Traffic planning games
The so-called “Cherusker Curve” attests to the transformation of the urban development guidelines. At one time the train tracks between General-Pape-Strasse and Kolonnenstrasse ran along this curve. After the Second World War the Schöneberg district office had a green corridor built on the embankment of the defunct railway line.
The land development plan for 1964 provided that the terrain should be used for an autobahn that would intersect the entire length of West Berlin. The first section of this “west bypass” from Steglitz to Sachsendamm was opened in 1968. It was planned to continue it across the former railway track of the “Cherusker Curve” and then have it run parallel to the Wannsee railway to the north. This was prevented by the “West bypass citizens’ initiative” that came together in 1974.

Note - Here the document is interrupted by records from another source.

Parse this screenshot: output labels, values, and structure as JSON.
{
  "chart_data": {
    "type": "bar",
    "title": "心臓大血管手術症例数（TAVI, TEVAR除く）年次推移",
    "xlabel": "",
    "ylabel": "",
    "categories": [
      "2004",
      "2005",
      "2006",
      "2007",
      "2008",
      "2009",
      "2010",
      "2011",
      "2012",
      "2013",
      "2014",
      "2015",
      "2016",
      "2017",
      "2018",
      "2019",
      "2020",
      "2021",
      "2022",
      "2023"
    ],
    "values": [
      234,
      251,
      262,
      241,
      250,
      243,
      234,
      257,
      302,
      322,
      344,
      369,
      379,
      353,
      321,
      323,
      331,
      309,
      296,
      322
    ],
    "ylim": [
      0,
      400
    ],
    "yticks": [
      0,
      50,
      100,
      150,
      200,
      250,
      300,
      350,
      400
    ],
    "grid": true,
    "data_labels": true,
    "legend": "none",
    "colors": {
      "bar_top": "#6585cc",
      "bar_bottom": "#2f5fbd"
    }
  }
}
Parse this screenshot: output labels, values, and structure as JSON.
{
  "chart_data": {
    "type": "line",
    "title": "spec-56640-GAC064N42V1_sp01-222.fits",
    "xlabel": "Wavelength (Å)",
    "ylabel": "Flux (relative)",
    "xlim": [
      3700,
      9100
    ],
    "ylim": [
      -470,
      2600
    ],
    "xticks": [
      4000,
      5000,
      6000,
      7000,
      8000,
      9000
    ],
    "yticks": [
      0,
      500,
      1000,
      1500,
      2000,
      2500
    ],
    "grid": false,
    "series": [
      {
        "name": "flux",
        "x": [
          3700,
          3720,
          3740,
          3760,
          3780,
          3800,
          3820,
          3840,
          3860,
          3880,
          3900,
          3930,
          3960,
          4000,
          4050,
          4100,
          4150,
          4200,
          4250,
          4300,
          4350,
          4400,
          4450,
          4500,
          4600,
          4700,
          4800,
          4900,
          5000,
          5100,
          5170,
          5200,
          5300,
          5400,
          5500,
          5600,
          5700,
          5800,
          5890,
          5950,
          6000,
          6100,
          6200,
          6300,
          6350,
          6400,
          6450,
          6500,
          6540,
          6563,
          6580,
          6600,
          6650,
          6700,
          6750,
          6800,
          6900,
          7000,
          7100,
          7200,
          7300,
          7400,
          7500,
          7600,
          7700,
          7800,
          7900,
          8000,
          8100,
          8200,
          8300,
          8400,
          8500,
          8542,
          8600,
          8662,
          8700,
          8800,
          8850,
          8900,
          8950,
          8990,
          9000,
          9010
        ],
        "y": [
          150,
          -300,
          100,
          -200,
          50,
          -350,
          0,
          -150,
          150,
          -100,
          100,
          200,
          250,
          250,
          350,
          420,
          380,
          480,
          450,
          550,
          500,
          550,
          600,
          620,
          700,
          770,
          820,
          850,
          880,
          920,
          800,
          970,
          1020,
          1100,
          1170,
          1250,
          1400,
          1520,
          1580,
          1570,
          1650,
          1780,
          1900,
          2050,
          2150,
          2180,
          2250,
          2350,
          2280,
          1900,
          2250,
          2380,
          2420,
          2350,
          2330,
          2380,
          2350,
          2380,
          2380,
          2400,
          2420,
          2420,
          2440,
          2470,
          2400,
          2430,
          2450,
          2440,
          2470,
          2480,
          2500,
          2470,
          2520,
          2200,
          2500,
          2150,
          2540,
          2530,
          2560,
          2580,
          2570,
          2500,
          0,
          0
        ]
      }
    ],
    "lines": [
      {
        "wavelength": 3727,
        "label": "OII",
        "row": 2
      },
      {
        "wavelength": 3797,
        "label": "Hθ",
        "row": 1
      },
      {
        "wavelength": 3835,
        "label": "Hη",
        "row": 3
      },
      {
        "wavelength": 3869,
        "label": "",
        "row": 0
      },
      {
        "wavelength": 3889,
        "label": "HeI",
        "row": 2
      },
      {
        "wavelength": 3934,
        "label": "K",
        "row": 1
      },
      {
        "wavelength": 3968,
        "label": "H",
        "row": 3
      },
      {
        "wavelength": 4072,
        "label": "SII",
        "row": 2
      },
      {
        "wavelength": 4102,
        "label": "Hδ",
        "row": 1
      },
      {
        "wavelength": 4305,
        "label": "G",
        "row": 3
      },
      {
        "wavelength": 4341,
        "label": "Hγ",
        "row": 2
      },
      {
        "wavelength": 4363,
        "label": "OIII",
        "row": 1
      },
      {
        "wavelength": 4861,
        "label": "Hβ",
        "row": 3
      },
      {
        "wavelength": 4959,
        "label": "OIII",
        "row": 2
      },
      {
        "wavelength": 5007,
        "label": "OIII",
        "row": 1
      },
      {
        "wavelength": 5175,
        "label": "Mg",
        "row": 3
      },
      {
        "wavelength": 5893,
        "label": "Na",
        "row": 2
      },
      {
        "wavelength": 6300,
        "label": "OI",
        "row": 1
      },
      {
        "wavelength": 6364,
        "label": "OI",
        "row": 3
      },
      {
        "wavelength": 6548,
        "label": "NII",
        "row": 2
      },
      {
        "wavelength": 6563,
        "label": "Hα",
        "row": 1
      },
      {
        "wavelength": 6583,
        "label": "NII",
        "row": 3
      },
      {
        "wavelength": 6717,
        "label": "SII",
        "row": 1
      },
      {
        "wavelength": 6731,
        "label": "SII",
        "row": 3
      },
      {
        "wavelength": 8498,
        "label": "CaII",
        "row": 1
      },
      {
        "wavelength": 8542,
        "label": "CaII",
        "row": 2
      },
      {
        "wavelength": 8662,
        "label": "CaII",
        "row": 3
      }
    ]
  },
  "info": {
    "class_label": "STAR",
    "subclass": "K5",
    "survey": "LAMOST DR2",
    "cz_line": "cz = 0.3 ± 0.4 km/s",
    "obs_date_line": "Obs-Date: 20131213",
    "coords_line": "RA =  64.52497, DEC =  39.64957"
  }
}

Green bypass instead of an autobahn
The “West bypass citizens’ initiative” fought bitterly against the extension of the Autobahn and succeeded with their petition for review of a legal norm in 1981. But the Senate persisted in the plans until the mid-1990s.
The idea developed by the citizens’ initiative for a green bypass gradually came to fruition in the course of the “Urban Development” subsidy programme.
The area around the newly designed green corridor Cherusker Triangle will soon be faced with more changes: a new north-south S-Bahn line is planned, the S 21. It is to lead from the Julius-Leber-Brücke station along the former tracks of the “Cherusker Curve” to the station at Südkreuz.